A quoi ça rime? | |||||||||||||||||||||||||||||||||||||||||||
Dom Juan par Daniel MesguichDans sa mise en scène, Mesguich ne fait pas une lecture de la pièce strictement tragique ou comique et ne se contente pas de suivre les instructions et la pièce de Molière à la lettre. Il y ajoute d'autres interprétations aux scènes ainsi que des éléments dans le jeu.

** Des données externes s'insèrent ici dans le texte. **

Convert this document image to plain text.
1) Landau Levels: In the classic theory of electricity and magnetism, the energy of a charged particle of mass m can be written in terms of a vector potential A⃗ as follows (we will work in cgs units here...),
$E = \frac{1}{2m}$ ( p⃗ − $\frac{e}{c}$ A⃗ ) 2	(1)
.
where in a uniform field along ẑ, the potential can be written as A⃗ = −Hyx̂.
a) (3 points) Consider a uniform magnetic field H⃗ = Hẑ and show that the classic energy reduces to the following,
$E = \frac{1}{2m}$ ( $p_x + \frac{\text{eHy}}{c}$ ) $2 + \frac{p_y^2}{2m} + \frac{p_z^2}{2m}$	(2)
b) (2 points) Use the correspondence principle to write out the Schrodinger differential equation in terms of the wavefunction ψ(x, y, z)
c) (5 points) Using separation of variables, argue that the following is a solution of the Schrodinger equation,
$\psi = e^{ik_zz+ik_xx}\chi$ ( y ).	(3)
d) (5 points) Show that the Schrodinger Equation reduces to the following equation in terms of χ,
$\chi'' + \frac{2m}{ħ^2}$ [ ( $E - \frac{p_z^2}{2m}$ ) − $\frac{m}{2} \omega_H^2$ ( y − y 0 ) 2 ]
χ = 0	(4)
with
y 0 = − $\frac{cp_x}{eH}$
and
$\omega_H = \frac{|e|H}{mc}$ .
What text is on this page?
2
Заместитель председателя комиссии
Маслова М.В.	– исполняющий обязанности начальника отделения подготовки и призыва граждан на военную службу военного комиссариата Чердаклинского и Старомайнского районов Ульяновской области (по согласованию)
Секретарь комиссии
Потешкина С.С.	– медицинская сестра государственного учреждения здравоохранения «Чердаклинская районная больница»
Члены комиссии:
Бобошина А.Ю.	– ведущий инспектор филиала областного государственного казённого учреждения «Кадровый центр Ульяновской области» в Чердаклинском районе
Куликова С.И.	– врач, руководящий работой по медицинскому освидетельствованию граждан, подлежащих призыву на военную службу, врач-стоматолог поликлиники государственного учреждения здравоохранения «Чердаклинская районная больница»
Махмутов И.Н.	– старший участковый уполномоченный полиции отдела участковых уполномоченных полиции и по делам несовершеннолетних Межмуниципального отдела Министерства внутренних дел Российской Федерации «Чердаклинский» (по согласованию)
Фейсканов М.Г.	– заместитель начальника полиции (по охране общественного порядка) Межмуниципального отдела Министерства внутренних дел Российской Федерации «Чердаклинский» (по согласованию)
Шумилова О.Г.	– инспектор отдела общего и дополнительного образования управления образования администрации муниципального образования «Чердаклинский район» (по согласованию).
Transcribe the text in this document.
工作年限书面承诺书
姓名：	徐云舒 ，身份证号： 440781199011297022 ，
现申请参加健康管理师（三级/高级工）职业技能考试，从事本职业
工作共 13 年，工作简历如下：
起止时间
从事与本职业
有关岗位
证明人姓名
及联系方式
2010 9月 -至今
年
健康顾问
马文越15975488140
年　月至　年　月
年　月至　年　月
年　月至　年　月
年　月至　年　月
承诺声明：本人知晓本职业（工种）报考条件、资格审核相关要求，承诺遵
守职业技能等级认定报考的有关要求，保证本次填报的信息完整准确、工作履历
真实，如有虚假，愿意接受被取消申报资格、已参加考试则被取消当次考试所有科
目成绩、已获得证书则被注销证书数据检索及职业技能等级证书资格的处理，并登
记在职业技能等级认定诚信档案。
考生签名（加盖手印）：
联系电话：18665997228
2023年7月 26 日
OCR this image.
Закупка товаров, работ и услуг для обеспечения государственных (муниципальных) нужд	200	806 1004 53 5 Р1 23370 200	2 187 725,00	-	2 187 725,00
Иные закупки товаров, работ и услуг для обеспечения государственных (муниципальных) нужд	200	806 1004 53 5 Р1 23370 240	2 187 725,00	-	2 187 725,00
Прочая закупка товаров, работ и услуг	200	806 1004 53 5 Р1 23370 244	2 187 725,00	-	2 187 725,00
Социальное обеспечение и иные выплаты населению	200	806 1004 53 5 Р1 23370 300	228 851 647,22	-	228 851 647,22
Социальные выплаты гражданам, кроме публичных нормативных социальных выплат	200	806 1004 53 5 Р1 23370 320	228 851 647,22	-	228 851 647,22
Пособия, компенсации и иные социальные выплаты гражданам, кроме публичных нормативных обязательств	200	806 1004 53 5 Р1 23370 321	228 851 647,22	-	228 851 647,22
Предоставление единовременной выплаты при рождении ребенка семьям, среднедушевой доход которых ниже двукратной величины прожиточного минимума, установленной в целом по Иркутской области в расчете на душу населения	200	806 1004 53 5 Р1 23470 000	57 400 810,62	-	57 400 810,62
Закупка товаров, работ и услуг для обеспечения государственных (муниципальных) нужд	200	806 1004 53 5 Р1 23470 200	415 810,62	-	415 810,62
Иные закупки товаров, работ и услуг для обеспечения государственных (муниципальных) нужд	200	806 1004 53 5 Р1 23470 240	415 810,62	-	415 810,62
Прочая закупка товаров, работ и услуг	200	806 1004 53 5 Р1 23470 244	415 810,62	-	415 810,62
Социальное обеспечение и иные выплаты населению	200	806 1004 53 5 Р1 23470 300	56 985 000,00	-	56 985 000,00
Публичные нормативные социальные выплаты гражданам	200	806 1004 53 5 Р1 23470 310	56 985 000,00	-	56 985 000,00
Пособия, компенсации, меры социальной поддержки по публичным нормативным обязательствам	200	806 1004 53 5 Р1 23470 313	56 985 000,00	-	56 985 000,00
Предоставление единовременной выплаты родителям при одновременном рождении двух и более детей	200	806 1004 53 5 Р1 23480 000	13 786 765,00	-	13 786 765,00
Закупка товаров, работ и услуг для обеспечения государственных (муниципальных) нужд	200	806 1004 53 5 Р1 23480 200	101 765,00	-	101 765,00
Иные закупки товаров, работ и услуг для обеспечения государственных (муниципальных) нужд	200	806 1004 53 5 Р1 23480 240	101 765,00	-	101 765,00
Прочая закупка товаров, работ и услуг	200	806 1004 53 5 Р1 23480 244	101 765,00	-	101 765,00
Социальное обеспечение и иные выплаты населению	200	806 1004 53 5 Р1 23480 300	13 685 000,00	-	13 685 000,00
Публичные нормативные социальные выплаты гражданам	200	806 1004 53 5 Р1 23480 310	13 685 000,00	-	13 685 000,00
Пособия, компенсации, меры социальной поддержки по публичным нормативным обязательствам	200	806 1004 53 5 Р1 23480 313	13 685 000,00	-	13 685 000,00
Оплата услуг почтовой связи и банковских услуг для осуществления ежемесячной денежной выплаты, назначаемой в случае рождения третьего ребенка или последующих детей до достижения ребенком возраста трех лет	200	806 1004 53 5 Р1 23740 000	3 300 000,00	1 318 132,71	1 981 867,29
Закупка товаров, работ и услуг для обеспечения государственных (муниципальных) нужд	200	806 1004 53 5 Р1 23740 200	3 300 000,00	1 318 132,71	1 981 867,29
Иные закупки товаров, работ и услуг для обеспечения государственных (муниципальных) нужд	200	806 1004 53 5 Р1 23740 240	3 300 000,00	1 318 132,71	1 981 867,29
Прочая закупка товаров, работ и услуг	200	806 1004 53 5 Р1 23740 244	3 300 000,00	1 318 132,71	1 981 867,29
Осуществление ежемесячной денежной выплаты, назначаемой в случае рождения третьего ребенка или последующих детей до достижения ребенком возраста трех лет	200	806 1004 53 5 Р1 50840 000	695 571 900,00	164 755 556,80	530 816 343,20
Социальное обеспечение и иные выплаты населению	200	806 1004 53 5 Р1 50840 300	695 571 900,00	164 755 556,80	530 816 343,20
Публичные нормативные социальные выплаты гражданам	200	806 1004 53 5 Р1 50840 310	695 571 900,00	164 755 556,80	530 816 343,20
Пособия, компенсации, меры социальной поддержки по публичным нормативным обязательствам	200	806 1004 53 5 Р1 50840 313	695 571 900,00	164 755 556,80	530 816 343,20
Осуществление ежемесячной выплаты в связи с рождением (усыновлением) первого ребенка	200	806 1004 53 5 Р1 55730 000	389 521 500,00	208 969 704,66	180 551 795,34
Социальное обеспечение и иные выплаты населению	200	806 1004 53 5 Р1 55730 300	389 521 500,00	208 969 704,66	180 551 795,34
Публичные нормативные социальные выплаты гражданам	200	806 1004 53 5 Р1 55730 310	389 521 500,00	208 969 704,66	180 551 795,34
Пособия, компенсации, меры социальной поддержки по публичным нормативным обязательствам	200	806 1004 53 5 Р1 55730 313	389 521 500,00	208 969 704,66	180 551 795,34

La première différence se situe dans les costumes qui sont résolument contemporains, avec un Sganarelle en clown, un Dom Juan habillé de cuir, un Don Luis aux allures mafieuses dans son costume 3 pièces...
Tout commence par Sganarelle surgissant du public et nous introduisant la pièce que nous allons voir sur scène par l'éloge du tabac, bien qu'interrompu par les 3 coups à plusieurs reprises. Lorsque le rideau se lève, Gusman, double de Sganarelle est figé renforçant l'idée que le valet jouait jusqu'à présent hors du temps. S'ensuit une farce jouant sur leur mimétisme dû à leur condition de valet. En fond de scène, des déménageurs bougent et installent les éléments du décor sur une musique. Ces personnages ne sont pas accessoires puisqu'ils interagissent avec les deux autres personnages à travers des dialogues simulés. Une autre interaction les singularise, c'est le fait qu'ils brisent le 4ème mur en se cachant du public que Sganarelle remarque. Les expressions d'indignation que montrent les deux valets envers Dom Juan finissent par devenir une moquerie contre lui, mêlée à une certaine admiration. Les procédés comiques de cette scène se retrouvent dans les actes suivants avec par exemple un jeu de chaise musicale et une rencontre surprenante entre Sganarelle en infirmière et Gusman habillé de même au milieu de la forêt.
Des scènes comme celle-ci se voient encore plus comiques mais certaines ont leur dimension comique amoindrie voir enlevée.
Dans l'acte II, la campagne paysanne devient un atelier de peinture onirique dans les tons bleus. Charlotte est un modèle de peinture figée dans en danseuse sur des livres et Pierrot, un Pierrot peintre dormant sur un croissant de lune. Quant à Mathurine, elle est identique à Charlotte signifiant à quel point elles sont identiques. L'humour ne repose plus sur l'accent paysan mais sur les intrusions des personnages secondaires ou le comportement de Charlotte avec les roses qu'on lui offre. On joue sur le comique de répétition. L'amour non réciproque de Pierrot devient pathétique. Cette rêverie avec ces personnages naïfs est quelque peu interrompue par l'arrivée de Dom Juan se retrouvant comme le loup dans la bergerie. Mais la violence physique, n'est pas là pour autant car les claques que reçoit Pierrot sont des baisers dans le coup de sa fiancée. Mais l'effet reste le même pour lui, et la douleur est cette fois-ci partagée avec le spectateur éprouvant de la compassion pour lui.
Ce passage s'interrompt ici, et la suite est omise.